The 2009 Law School Survey of Student Engagement was just published. The report, which has been issued annually for the last five years, is based on input from over 26,000 law students at 82 different law schools. Not surprisingly, the economy figures prominently in the survey. More students than ever are graduating with over $120,000 in debt--a staggering figure by any measure. Fewer students now expect to practice in a private law firm than in the past, with a growing percentage of students expressing interest in public-interest or government positions. I wonder how they will pay off those huge loans with the lower salaries that public-interest and government lawyers usually command? Other insights from the report (courtesy of The Chronicle of Higher Education, Jan. 6, 2010):
Students who are not involved in extracurricular activities study less than their peers and more frequently come to class unprepared.
More than one-third of all law students say that their legal education places little emphasis on acting with integrity in personal and professional settings.
Only about half of all law students frequently receive feedback from their professors that is helpful to their academic development.
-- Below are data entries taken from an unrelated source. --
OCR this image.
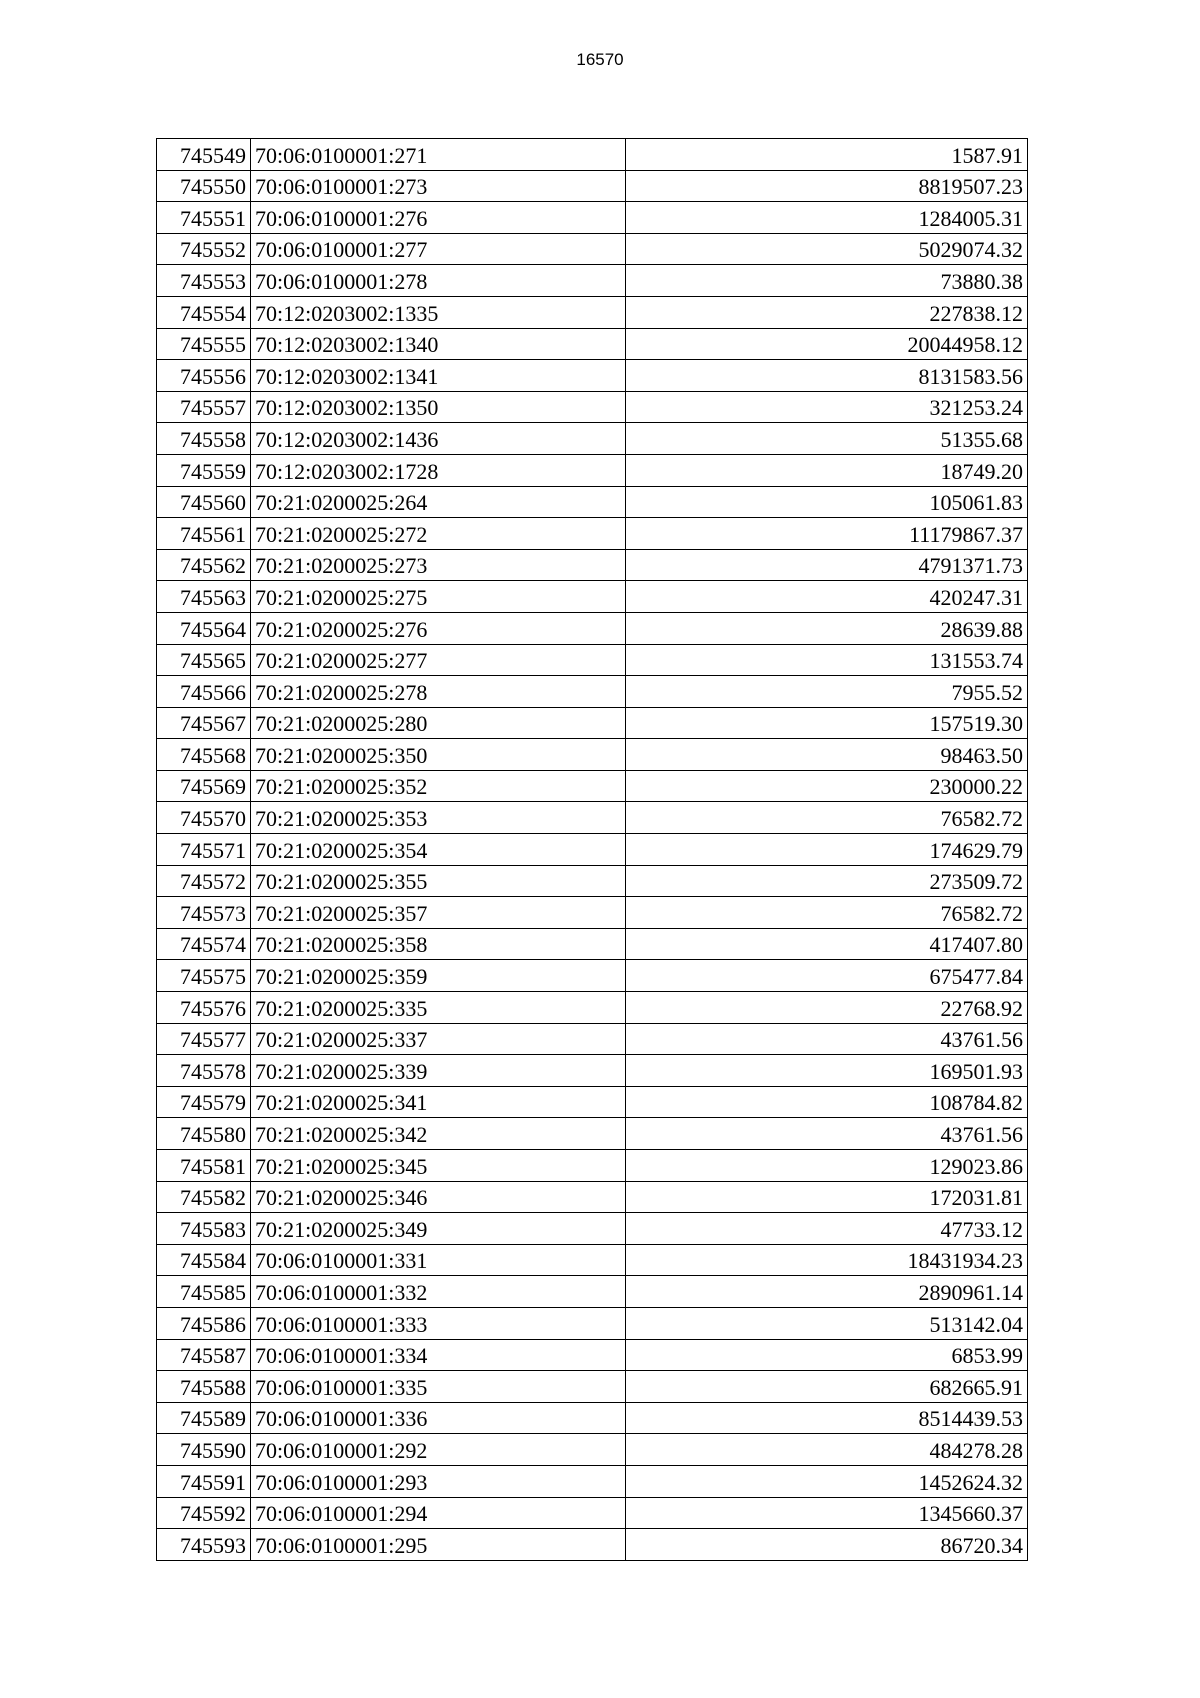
16570
745549	70:06:0100001:271	1587.91
745550	70:06:0100001:273	8819507.23
745551	70:06:0100001:276	1284005.31
745552	70:06:0100001:277	5029074.32
745553	70:06:0100001:278	73880.38
745554	70:12:0203002:1335	227838.12
745555	70:12:0203002:1340	20044958.12
745556	70:12:0203002:1341	8131583.56
745557	70:12:0203002:1350	321253.24
745558	70:12:0203002:1436	51355.68
745559	70:12:0203002:1728	18749.20
745560	70:21:0200025:264	105061.83
745561	70:21:0200025:272	11179867.37
745562	70:21:0200025:273	4791371.73
745563	70:21:0200025:275	420247.31
745564	70:21:0200025:276	28639.88
745565	70:21:0200025:277	131553.74
745566	70:21:0200025:278	7955.52
745567	70:21:0200025:280	157519.30
745568	70:21:0200025:350	98463.50
745569	70:21:0200025:352	230000.22
745570	70:21:0200025:353	76582.72
745571	70:21:0200025:354	174629.79
745572	70:21:0200025:355	273509.72
745573	70:21:0200025:357	76582.72
745574	70:21:0200025:358	417407.80
745575	70:21:0200025:359	675477.84
745576	70:21:0200025:335	22768.92
745577	70:21:0200025:337	43761.56
745578	70:21:0200025:339	169501.93
745579	70:21:0200025:341	108784.82
745580	70:21:0200025:342	43761.56
745581	70:21:0200025:345	129023.86
745582	70:21:0200025:346	172031.81
745583	70:21:0200025:349	47733.12
745584	70:06:0100001:331	18431934.23
745585	70:06:0100001:332	2890961.14
745586	70:06:0100001:333	513142.04
745587	70:06:0100001:334	6853.99
745588	70:06:0100001:335	682665.91
745589	70:06:0100001:336	8514439.53
745590	70:06:0100001:292	484278.28
745591	70:06:0100001:293	1452624.32
745592	70:06:0100001:294	1345660.37
745593	70:06:0100001:295	86720.34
Ten percent of law students say they never receive feedback from professors that stimulates their interest in the study or practice of law.
Male students are more likely than female students to receive oral feedback from professors, both during class and outside of class.
Frankly, the findings on the lack of meaningful feedback from professors surprised and discouraged me, as did the observation about the lack of emphasis on personal and professional integrity, because I assumed most schools were paying a lot of attention to professional responsibility. I don't know what to say about the lack of feedback. How can students learn without it?